Saturday, December 29, 2007

Clutching the Mistletoe to Melt the Ice

I feel a bit like I've missed out on a very strong human function whenever I listen to my peers discuss their influences or discuss prominent figures in either recent or distant history.

I have to admit that I hold many forms of media close, yet I can never let them lie still, as a pinnacle of existence that remains beyond reproach. It's perhaps to my social detriment that I slaughter my sacred cows regularly. I can't abide their presence within myself. Perhaps it was a lonely, uneventful childhood that brought this out in myself, but I can never trust my memory of something. Glowing memories become shackles, blinders to the world around me.

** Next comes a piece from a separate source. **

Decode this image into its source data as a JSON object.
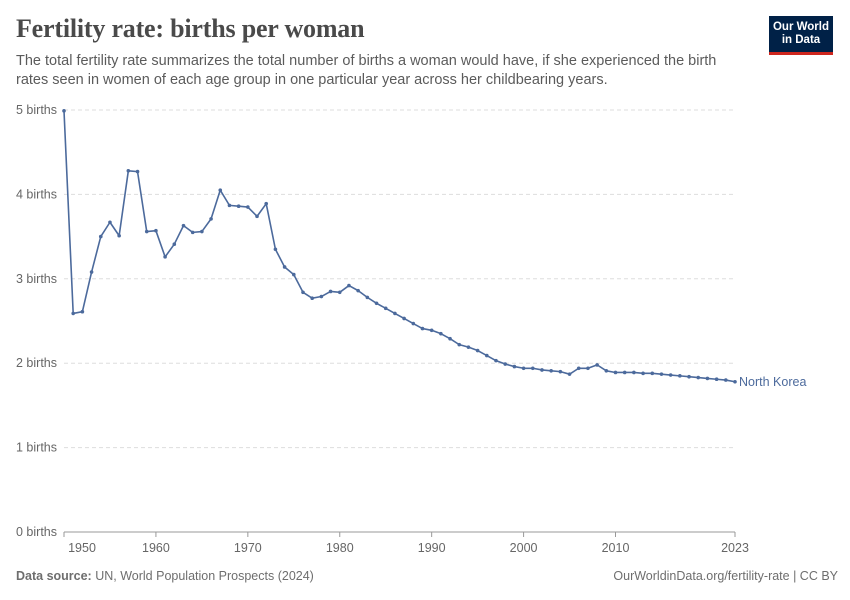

The goal seems to be to live with imperfection. The problem lies in the discomfort in watching people ensorcelled by celebrity, fallen into a corporate glamor over a series of images, all falsely planted to coerce us to feel this unattainable attraction, and to hold ourselves to those standards, conceived through Photoshop and lighting, which we vilify, give up on entirely, or hopelessly attempt to mimic in an unsullied, physical form. I watch others admire this image before them, this essence derived entirely by cultural and commercial context, rather than understand it and undo its spell.

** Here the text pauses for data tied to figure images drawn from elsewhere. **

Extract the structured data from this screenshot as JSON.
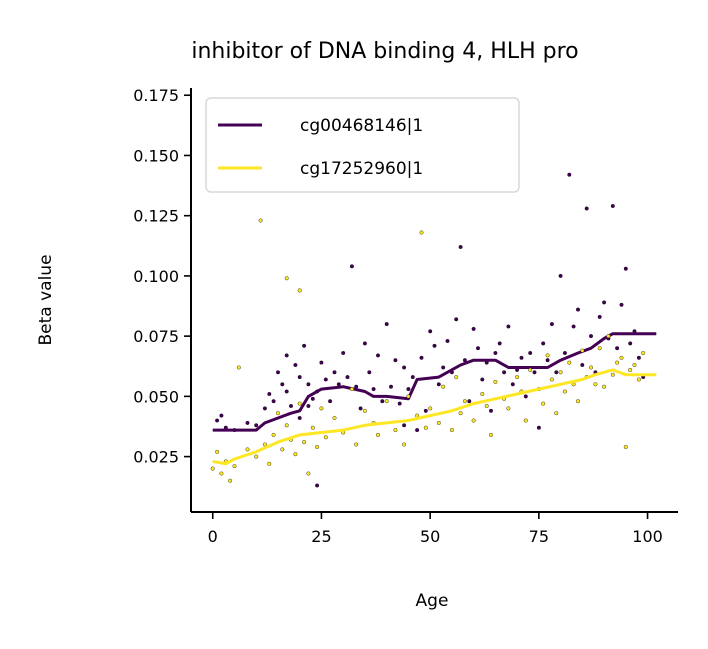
{
  "chart_data": {
    "type": "scatter",
    "title": "inhibitor of DNA binding 4, HLH pro",
    "xlabel": "Age",
    "ylabel": "Beta value",
    "xlim": [
      -5,
      107
    ],
    "ylim": [
      0.002,
      0.178
    ],
    "x_ticks": [
      0,
      25,
      50,
      75,
      100
    ],
    "y_ticks": [
      0.025,
      0.05,
      0.075,
      0.1,
      0.125,
      0.15,
      0.175
    ],
    "x_tick_labels": [
      "0",
      "25",
      "50",
      "75",
      "100"
    ],
    "y_tick_labels": [
      "0.025",
      "0.050",
      "0.075",
      "0.100",
      "0.125",
      "0.150",
      "0.175"
    ],
    "legend": {
      "position": "top-left"
    },
    "grid": false,
    "series": [
      {
        "name": "cg00468146|1",
        "color": "#440154",
        "trend": [
          [
            0,
            0.036
          ],
          [
            6,
            0.036
          ],
          [
            10,
            0.036
          ],
          [
            12,
            0.039
          ],
          [
            15,
            0.041
          ],
          [
            18,
            0.043
          ],
          [
            20,
            0.044
          ],
          [
            22,
            0.05
          ],
          [
            25,
            0.053
          ],
          [
            30,
            0.054
          ],
          [
            35,
            0.052
          ],
          [
            37,
            0.05
          ],
          [
            40,
            0.05
          ],
          [
            45,
            0.049
          ],
          [
            47,
            0.057
          ],
          [
            52,
            0.058
          ],
          [
            57,
            0.063
          ],
          [
            60,
            0.065
          ],
          [
            65,
            0.065
          ],
          [
            68,
            0.062
          ],
          [
            72,
            0.062
          ],
          [
            77,
            0.062
          ],
          [
            80,
            0.065
          ],
          [
            84,
            0.068
          ],
          [
            87,
            0.07
          ],
          [
            90,
            0.074
          ],
          [
            92,
            0.076
          ],
          [
            102,
            0.076
          ]
        ],
        "points": [
          [
            1,
            0.04
          ],
          [
            2,
            0.042
          ],
          [
            3,
            0.037
          ],
          [
            5,
            0.036
          ],
          [
            8,
            0.039
          ],
          [
            10,
            0.038
          ],
          [
            12,
            0.045
          ],
          [
            13,
            0.051
          ],
          [
            14,
            0.048
          ],
          [
            15,
            0.06
          ],
          [
            16,
            0.055
          ],
          [
            17,
            0.052
          ],
          [
            17,
            0.067
          ],
          [
            18,
            0.046
          ],
          [
            19,
            0.063
          ],
          [
            20,
            0.058
          ],
          [
            20,
            0.041
          ],
          [
            21,
            0.071
          ],
          [
            22,
            0.055
          ],
          [
            22,
            0.046
          ],
          [
            23,
            0.049
          ],
          [
            24,
            0.052
          ],
          [
            24,
            0.013
          ],
          [
            25,
            0.064
          ],
          [
            26,
            0.057
          ],
          [
            27,
            0.048
          ],
          [
            28,
            0.06
          ],
          [
            29,
            0.055
          ],
          [
            30,
            0.068
          ],
          [
            31,
            0.058
          ],
          [
            32,
            0.104
          ],
          [
            33,
            0.054
          ],
          [
            34,
            0.045
          ],
          [
            35,
            0.072
          ],
          [
            36,
            0.06
          ],
          [
            37,
            0.053
          ],
          [
            38,
            0.067
          ],
          [
            39,
            0.048
          ],
          [
            40,
            0.08
          ],
          [
            41,
            0.054
          ],
          [
            42,
            0.065
          ],
          [
            43,
            0.047
          ],
          [
            44,
            0.038
          ],
          [
            44,
            0.062
          ],
          [
            45,
            0.053
          ],
          [
            46,
            0.058
          ],
          [
            47,
            0.036
          ],
          [
            48,
            0.066
          ],
          [
            49,
            0.044
          ],
          [
            50,
            0.077
          ],
          [
            51,
            0.071
          ],
          [
            52,
            0.055
          ],
          [
            53,
            0.062
          ],
          [
            54,
            0.073
          ],
          [
            55,
            0.06
          ],
          [
            56,
            0.082
          ],
          [
            57,
            0.112
          ],
          [
            58,
            0.065
          ],
          [
            59,
            0.048
          ],
          [
            60,
            0.078
          ],
          [
            61,
            0.07
          ],
          [
            62,
            0.057
          ],
          [
            63,
            0.064
          ],
          [
            64,
            0.044
          ],
          [
            65,
            0.068
          ],
          [
            66,
            0.072
          ],
          [
            67,
            0.06
          ],
          [
            68,
            0.079
          ],
          [
            69,
            0.055
          ],
          [
            70,
            0.061
          ],
          [
            71,
            0.066
          ],
          [
            72,
            0.05
          ],
          [
            73,
            0.068
          ],
          [
            74,
            0.06
          ],
          [
            75,
            0.037
          ],
          [
            76,
            0.072
          ],
          [
            77,
            0.065
          ],
          [
            78,
            0.08
          ],
          [
            79,
            0.06
          ],
          [
            80,
            0.1
          ],
          [
            81,
            0.068
          ],
          [
            82,
            0.142
          ],
          [
            83,
            0.079
          ],
          [
            84,
            0.086
          ],
          [
            85,
            0.063
          ],
          [
            86,
            0.128
          ],
          [
            87,
            0.075
          ],
          [
            88,
            0.06
          ],
          [
            89,
            0.083
          ],
          [
            90,
            0.089
          ],
          [
            91,
            0.074
          ],
          [
            92,
            0.129
          ],
          [
            93,
            0.07
          ],
          [
            94,
            0.088
          ],
          [
            95,
            0.103
          ],
          [
            96,
            0.072
          ],
          [
            97,
            0.077
          ],
          [
            98,
            0.066
          ],
          [
            99,
            0.058
          ]
        ]
      },
      {
        "name": "cg17252960|1",
        "color": "#fde725",
        "trend": [
          [
            0,
            0.023
          ],
          [
            3,
            0.022
          ],
          [
            5,
            0.024
          ],
          [
            10,
            0.027
          ],
          [
            15,
            0.031
          ],
          [
            20,
            0.034
          ],
          [
            25,
            0.035
          ],
          [
            30,
            0.036
          ],
          [
            35,
            0.038
          ],
          [
            40,
            0.039
          ],
          [
            45,
            0.04
          ],
          [
            50,
            0.042
          ],
          [
            55,
            0.044
          ],
          [
            60,
            0.047
          ],
          [
            65,
            0.049
          ],
          [
            70,
            0.051
          ],
          [
            75,
            0.053
          ],
          [
            80,
            0.055
          ],
          [
            85,
            0.057
          ],
          [
            88,
            0.059
          ],
          [
            92,
            0.061
          ],
          [
            95,
            0.059
          ],
          [
            102,
            0.059
          ]
        ],
        "points": [
          [
            0,
            0.02
          ],
          [
            1,
            0.027
          ],
          [
            2,
            0.018
          ],
          [
            3,
            0.023
          ],
          [
            4,
            0.015
          ],
          [
            5,
            0.021
          ],
          [
            6,
            0.062
          ],
          [
            8,
            0.028
          ],
          [
            10,
            0.025
          ],
          [
            11,
            0.123
          ],
          [
            12,
            0.03
          ],
          [
            13,
            0.022
          ],
          [
            14,
            0.034
          ],
          [
            15,
            0.043
          ],
          [
            16,
            0.028
          ],
          [
            17,
            0.099
          ],
          [
            17,
            0.038
          ],
          [
            18,
            0.032
          ],
          [
            19,
            0.026
          ],
          [
            20,
            0.047
          ],
          [
            20,
            0.094
          ],
          [
            21,
            0.031
          ],
          [
            22,
            0.018
          ],
          [
            23,
            0.037
          ],
          [
            24,
            0.029
          ],
          [
            25,
            0.045
          ],
          [
            26,
            0.033
          ],
          [
            28,
            0.041
          ],
          [
            30,
            0.035
          ],
          [
            32,
            0.053
          ],
          [
            33,
            0.03
          ],
          [
            35,
            0.044
          ],
          [
            37,
            0.039
          ],
          [
            38,
            0.034
          ],
          [
            40,
            0.048
          ],
          [
            42,
            0.036
          ],
          [
            44,
            0.03
          ],
          [
            45,
            0.05
          ],
          [
            47,
            0.042
          ],
          [
            48,
            0.118
          ],
          [
            49,
            0.037
          ],
          [
            50,
            0.045
          ],
          [
            52,
            0.039
          ],
          [
            53,
            0.054
          ],
          [
            55,
            0.036
          ],
          [
            56,
            0.058
          ],
          [
            57,
            0.043
          ],
          [
            58,
            0.048
          ],
          [
            60,
            0.04
          ],
          [
            62,
            0.051
          ],
          [
            63,
            0.046
          ],
          [
            64,
            0.034
          ],
          [
            65,
            0.056
          ],
          [
            67,
            0.049
          ],
          [
            68,
            0.045
          ],
          [
            70,
            0.058
          ],
          [
            71,
            0.052
          ],
          [
            72,
            0.04
          ],
          [
            73,
            0.061
          ],
          [
            75,
            0.053
          ],
          [
            76,
            0.047
          ],
          [
            77,
            0.067
          ],
          [
            78,
            0.057
          ],
          [
            79,
            0.043
          ],
          [
            80,
            0.06
          ],
          [
            81,
            0.052
          ],
          [
            82,
            0.064
          ],
          [
            83,
            0.055
          ],
          [
            84,
            0.048
          ],
          [
            85,
            0.069
          ],
          [
            86,
            0.058
          ],
          [
            87,
            0.062
          ],
          [
            88,
            0.055
          ],
          [
            89,
            0.07
          ],
          [
            90,
            0.054
          ],
          [
            91,
            0.075
          ],
          [
            92,
            0.059
          ],
          [
            93,
            0.064
          ],
          [
            94,
            0.066
          ],
          [
            95,
            0.029
          ],
          [
            96,
            0.061
          ],
          [
            97,
            0.063
          ],
          [
            98,
            0.057
          ],
          [
            99,
            0.068
          ]
        ]
      }
    ]
  }
}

Much of this comes from my own frustration in our societal conception of intelligence. To Love Thought, one must somehow trudge through the minds of those who came before in periods of great social repression, racism, sexism, and nationalism, and think them the saviors of modern thought, people with whom we could never hope to be peers. We are devoid of a modern philosophy outside of kitchy little books with minimalist covers to appeal to grad students and make their universes seem that much smaller and immediately comprehensible, rather than expanding and releasing immediate understanding to create the adversity the mind needs to grow in strength and flexibility. The realizations of these aristocratic layabouts are seen as unattainable by we of the modern era, and our own achievements are relegated to what we have bought, how we dress, and our financial impact on the world around us, rather than our sociological and ideological. History has just as many self-important stars as we do currently, and time has seemingly erased their humanity in favor of their glittering surface.

if we were to really examine this phenomenon, it's not dissimilar to Loki's murder of Baldur, the dull, indestructible ne'er-do-wrong. These figures, with their bewitchment of their image and seemingly unassailability, fall prey to those powers that sit in between, antagonistic and in turn undone by the forces of change. I mean, what could all of the Aesir have been doing when they spent their time throwing crap at dumb, pretty Baldur? Functions were set aside and undone by his unassailability, his crystalline image that needed to crack to facilitate the ultimate metamorphosis of the cosmos.

I wonder what we will do when we cast off our echantments and accept our capability to achieve great feats on our own, humbled by the achievements of our peers? What strange, exciting world shall we see?